A little willingness to see

Pentecost weekend.

It has seemed to me sometimes as though the Lord breathes on this poor gray ember of Creation and it turns to radiance – for a moment, or a year, or the span of a life – and then it sinks back into itself again, and to look at it no one would know it had anything to do with fire, or light.

That is what I said in the Pentecost sermon. I have reflected on that sermon, and there is some truth in it. But the Lord is more constant and far more extravagant than it seems to imply. Wherever you turn your eyes the world can shine like transfiguration. You don’t have to bring a thing to it except a little willingness to see.

The words of the narrator, a dying minister, to his son in Marilynne Robinson, Gilead

What Kondanna realised

Thus spoke the Blessed One, and the Group of Five bhikkhus were gladdened. Now while this discourse was being delivered, the untarnished and clear insight arose in Venerable Kondanna thus: “Whatever has the nature to arise, has the nature to cease.”
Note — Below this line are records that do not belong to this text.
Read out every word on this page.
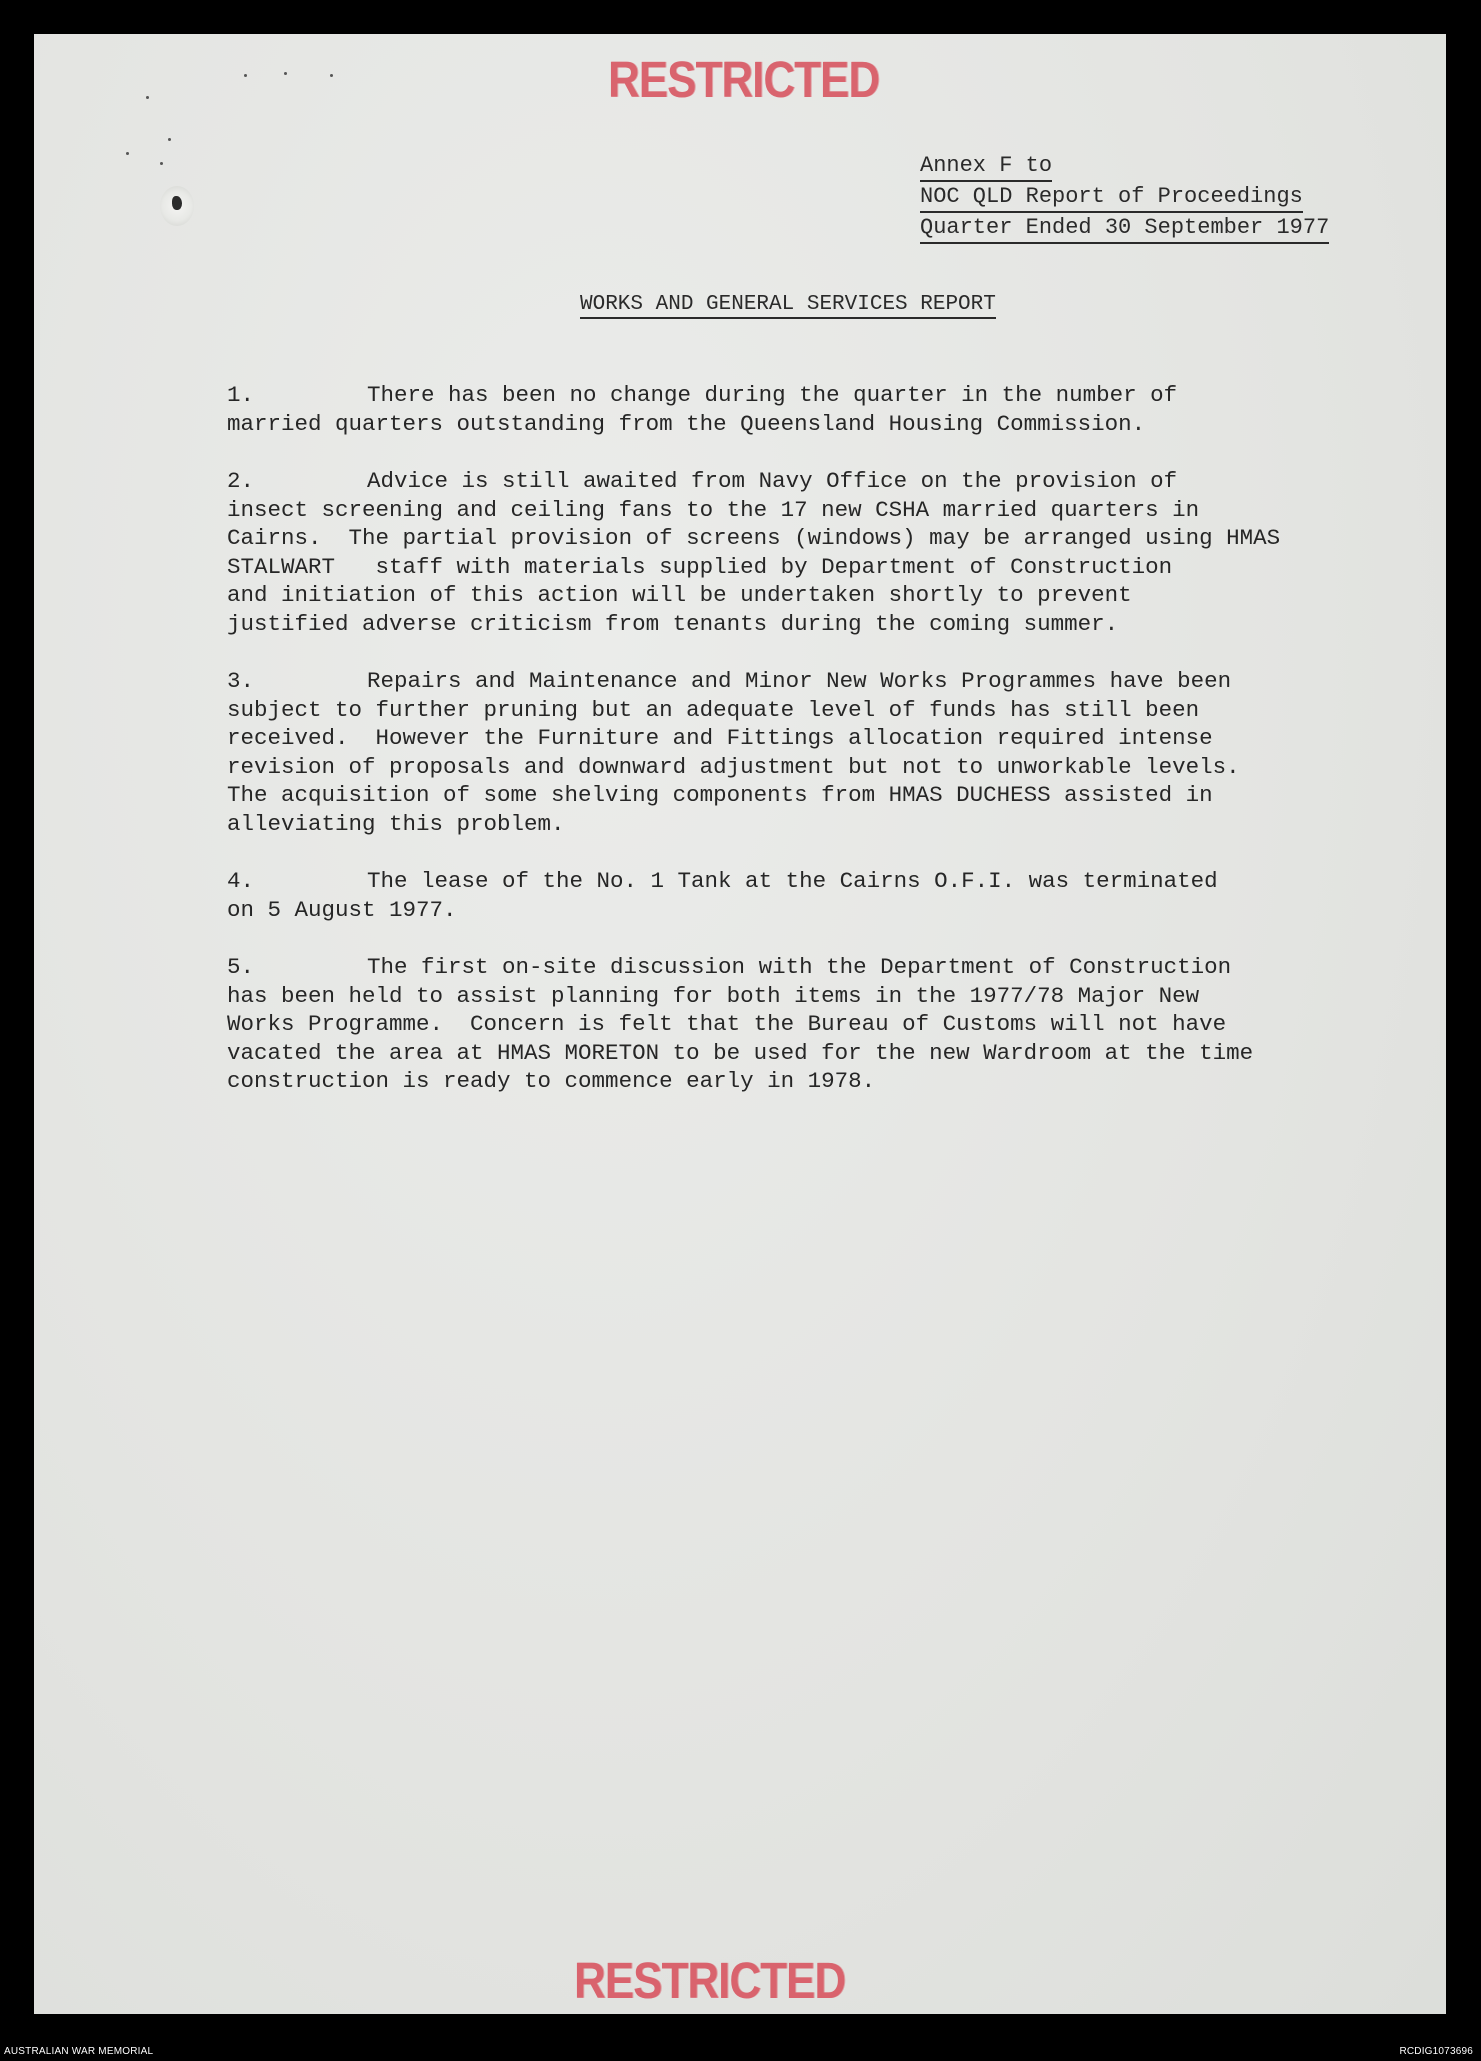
RESTRICTED
Annex F to
NOC QLD Report of Proceedings
Quarter Ended 30 September 1977
WORKS AND GENERAL SERVICES REPORT
1.	There has been no change during the quarter in the number of
married quarters outstanding from the Queensland Housing Commission.
2.	Advice is still awaited from Navy Office on the provision of
insect screening and ceiling fans to the 17 new CSHA married quarters in
Cairns.  The partial provision of screens (windows) may be arranged using HMAS
STALWART   staff with materials supplied by Department of Construction
and initiation of this action will be undertaken shortly to prevent
justified adverse criticism from tenants during the coming summer.
3.	Repairs and Maintenance and Minor New Works Programmes have been
subject to further pruning but an adequate level of funds has still been
received.  However the Furniture and Fittings allocation required intense
revision of proposals and downward adjustment but not to unworkable levels.
The acquisition of some shelving components from HMAS DUCHESS assisted in
alleviating this problem.
4.	The lease of the No. 1 Tank at the Cairns O.F.I. was terminated
on 5 August 1977.
5.	The first on-site discussion with the Department of Construction
has been held to assist planning for both items in the 1977/78 Major New
Works Programme.  Concern is felt that the Bureau of Customs will not have
vacated the area at HMAS MORETON to be used for the new Wardroom at the time
construction is ready to commence early in 1978.
RESTRICTED
AUSTRALIAN WAR MEMORIAL	RCDIG1073696
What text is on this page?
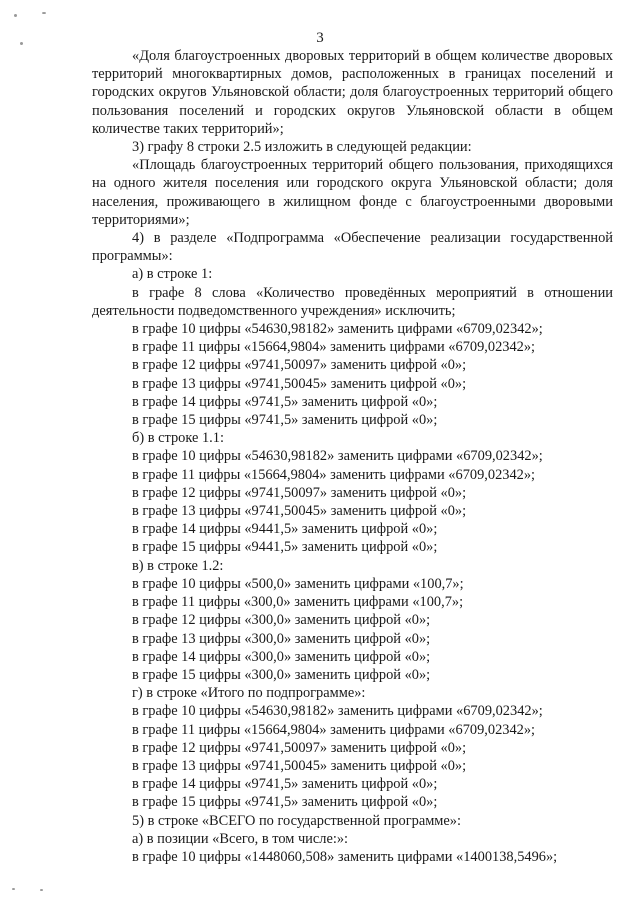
3

«Доля благоустроенных дворовых территорий в общем количестве дворовых территорий многоквартирных домов, расположенных в границах поселений и городских округов Ульяновской области; доля благоустроенных территорий общего пользования поселений и городских округов Ульяновской области в общем количестве таких территорий»;

3) графу 8 строки 2.5 изложить в следующей редакции:

«Площадь благоустроенных территорий общего пользования, приходящихся на одного жителя поселения или городского округа Ульяновской области; доля населения, проживающего в жилищном фонде с благоустроенными дворовыми территориями»;

4) в разделе «Подпрограмма «Обеспечение реализации государственной программы»:

а) в строке 1:

в графе 8 слова «Количество проведённых мероприятий в отношении деятельности подведомственного учреждения» исключить;

в графе 10 цифры «54630,98182» заменить цифрами «6709,02342»;

в графе 11 цифры «15664,9804» заменить цифрами «6709,02342»;

в графе 12 цифры «9741,50097» заменить цифрой «0»;

в графе 13 цифры «9741,50045» заменить цифрой «0»;

в графе 14 цифры «9741,5» заменить цифрой «0»;

в графе 15 цифры «9741,5» заменить цифрой «0»;

б) в строке 1.1:

в графе 10 цифры «54630,98182» заменить цифрами «6709,02342»;

в графе 11 цифры «15664,9804» заменить цифрами «6709,02342»;

в графе 12 цифры «9741,50097» заменить цифрой «0»;

в графе 13 цифры «9741,50045» заменить цифрой «0»;

в графе 14 цифры «9441,5» заменить цифрой «0»;

в графе 15 цифры «9441,5» заменить цифрой «0»;

в) в строке 1.2:

в графе 10 цифры «500,0» заменить цифрами «100,7»;

в графе 11 цифры «300,0» заменить цифрами «100,7»;

в графе 12 цифры «300,0» заменить цифрой «0»;

в графе 13 цифры «300,0» заменить цифрой «0»;

в графе 14 цифры «300,0» заменить цифрой «0»;

в графе 15 цифры «300,0» заменить цифрой «0»;

г) в строке «Итого по подпрограмме»:

в графе 10 цифры «54630,98182» заменить цифрами «6709,02342»;

в графе 11 цифры «15664,9804» заменить цифрами «6709,02342»;

в графе 12 цифры «9741,50097» заменить цифрой «0»;

в графе 13 цифры «9741,50045» заменить цифрой «0»;

в графе 14 цифры «9741,5» заменить цифрой «0»;

в графе 15 цифры «9741,5» заменить цифрой «0»;

5) в строке «ВСЕГО по государственной программе»:

а) в позиции «Всего, в том числе:»:

в графе 10 цифры «1448060,508» заменить цифрами «1400138,5496»;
During this talk, there arose in Kondanna the clear seeing of the Dhamma “that whatever has the nature to arise, has the nature to cease.” He insightfully saw the holding onto the world wherein dukkha [suffering] is conditioned and is let go of. In order to recognize that everything – even the very thoughts and emotions that one has – just comes and goes means that there is dispassion and detachment, a clear seeing of how things work.

Attachment means that we give thoughts or feelings a significance that they would not have if they were seen as passing phenomena. With attachment there is no independence from the immediate circumstances, no space to see things objectively. So we go up with the ups and down with the downs, falling into despair about being depressed, and we then languish in that mood.

Ajahn Sucitto, The Dawn of the Dhamma: Illuminations from the Buddha’s First Discourse

A natural process

The intelligent way of working with emotions is to try to relate to their basic substance. The basic “isness” quality of the emotions, the fundamental nature of the emotions, is just energy. And if one is able to relate with the energy, then the energies have no conflict with you. They become a natural process.


Chögyam Trungpa, The Myth of Freedom and the Way of Meditation

Wasting time

If you say that getting money is the most important thing, you’ll spend your life completely wasting your time.

You’ll be doing things you don’t like in order to go on living, that is, to go on doing things you don’t like doing, which is stupid.